Please note, I'm by no means an unreserved constructivist ; the
above mustn't be taken to suggest that "the world as it is independently
of any local or peculiar perspective on it" doesn't exist. That's not the
point at all. There's not only good reason to hope that it does, but
even good reason to think (even with intellectual authority) that it
does. But a human "absolute conception" of it is a whole nuther kettle
o' fish. A useless chimaera in fact.

- Laval Hunsucker

> -----Oorspronkelijk bericht-----
> Van: Humanist Discussion Group [mailto:humanist_at_Princeton.EDU]Namens
> Humanist Discussion Group (by way of Willard McCarty
> <willard.mccarty_at_kcl.ac.uk>)
> Verzonden: donderdag 25 januari 2007 10:14
> Aan: humanist_at_Princeton.EDU
> Onderwerp: 20.413 where are we?
> Humanist Discussion Group, Vol. 20, No. 413.

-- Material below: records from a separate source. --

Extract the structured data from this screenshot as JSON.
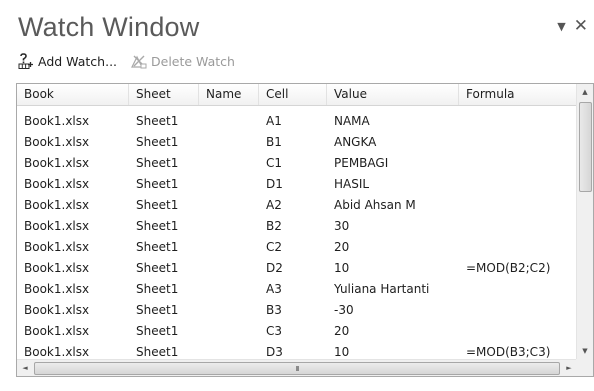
{
  "window": {
    "title": "Watch Window",
    "dropdown_glyph": "▼",
    "close_glyph": "✕"
  },
  "toolbar": {
    "add_watch": "Add Watch...",
    "add_watch_icon": "add-watch-icon",
    "delete_watch": "Delete Watch",
    "delete_watch_icon": "delete-watch-icon"
  },
  "grid": {
    "columns": [
      "Book",
      "Sheet",
      "Name",
      "Cell",
      "Value",
      "Formula"
    ],
    "rows": [
      {
        "book": "Book1.xlsx",
        "sheet": "Sheet1",
        "name": "",
        "cell": "A1",
        "value": "NAMA",
        "formula": ""
      },
      {
        "book": "Book1.xlsx",
        "sheet": "Sheet1",
        "name": "",
        "cell": "B1",
        "value": "ANGKA",
        "formula": ""
      },
      {
        "book": "Book1.xlsx",
        "sheet": "Sheet1",
        "name": "",
        "cell": "C1",
        "value": "PEMBAGI",
        "formula": ""
      },
      {
        "book": "Book1.xlsx",
        "sheet": "Sheet1",
        "name": "",
        "cell": "D1",
        "value": "HASIL",
        "formula": ""
      },
      {
        "book": "Book1.xlsx",
        "sheet": "Sheet1",
        "name": "",
        "cell": "A2",
        "value": "Abid Ahsan M",
        "formula": ""
      },
      {
        "book": "Book1.xlsx",
        "sheet": "Sheet1",
        "name": "",
        "cell": "B2",
        "value": "30",
        "formula": ""
      },
      {
        "book": "Book1.xlsx",
        "sheet": "Sheet1",
        "name": "",
        "cell": "C2",
        "value": "20",
        "formula": ""
      },
      {
        "book": "Book1.xlsx",
        "sheet": "Sheet1",
        "name": "",
        "cell": "D2",
        "value": "10",
        "formula": "=MOD(B2;C2)"
      },
      {
        "book": "Book1.xlsx",
        "sheet": "Sheet1",
        "name": "",
        "cell": "A3",
        "value": "Yuliana Hartanti",
        "formula": ""
      },
      {
        "book": "Book1.xlsx",
        "sheet": "Sheet1",
        "name": "",
        "cell": "B3",
        "value": "-30",
        "formula": ""
      },
      {
        "book": "Book1.xlsx",
        "sheet": "Sheet1",
        "name": "",
        "cell": "C3",
        "value": "20",
        "formula": ""
      },
      {
        "book": "Book1.xlsx",
        "sheet": "Sheet1",
        "name": "",
        "cell": "D3",
        "value": "10",
        "formula": "=MOD(B3;C3)"
      }
    ]
  },
  "scrollbars": {
    "up_glyph": "▲",
    "down_glyph": "▼",
    "left_glyph": "◄",
    "right_glyph": "►",
    "grip_glyph": "III"
  },
  "colors": {
    "title_text": "#5a5a5a",
    "disabled_text": "#9a9a9a",
    "grid_border": "#a9a9a9"
  }
}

> Centre for Computing in the Humanities, King's College London
> www.kcl.ac.uk/schools/humanities/cch/research/publications/hum
> anist.html
> www.princeton.edu/humanist/
> Submit to: humanist_at_princeton.edu
> Date: Thu, 25 Jan 2007 09:10:30 +0000
> From: Willard McCarty <willard.mccarty_at_kcl.ac.uk>
> >
> Recently I referred via a review by Simon Blackburn, "No easy
> answers", to an essay by Bernard Williams, "Philosophy as a
> humanistic discipline". Having read the latter since then, I'd like
> to use its central argument once again as a kind of mirror
> for ourselves.
> Williams writes of the hope that human enquiry will be able to offer
> "an absolute conception of the world as it is independently of any
> local or peculiar perspective on it". He refers to the defense of the
> humanities by those "who think that they have to show that nobody has
> any hope of offering such a conception, including scientists: that
> natural science constitutes just another part of the human
> conversation, so that, leaving aside the small difference that the
> sciences deliver refrigerators, weapons, medicines and so on, they
> are in the same boat as the humanities are." He goes on to
> say the following:
> >This way of defending the humanities seems to me doubly misguided.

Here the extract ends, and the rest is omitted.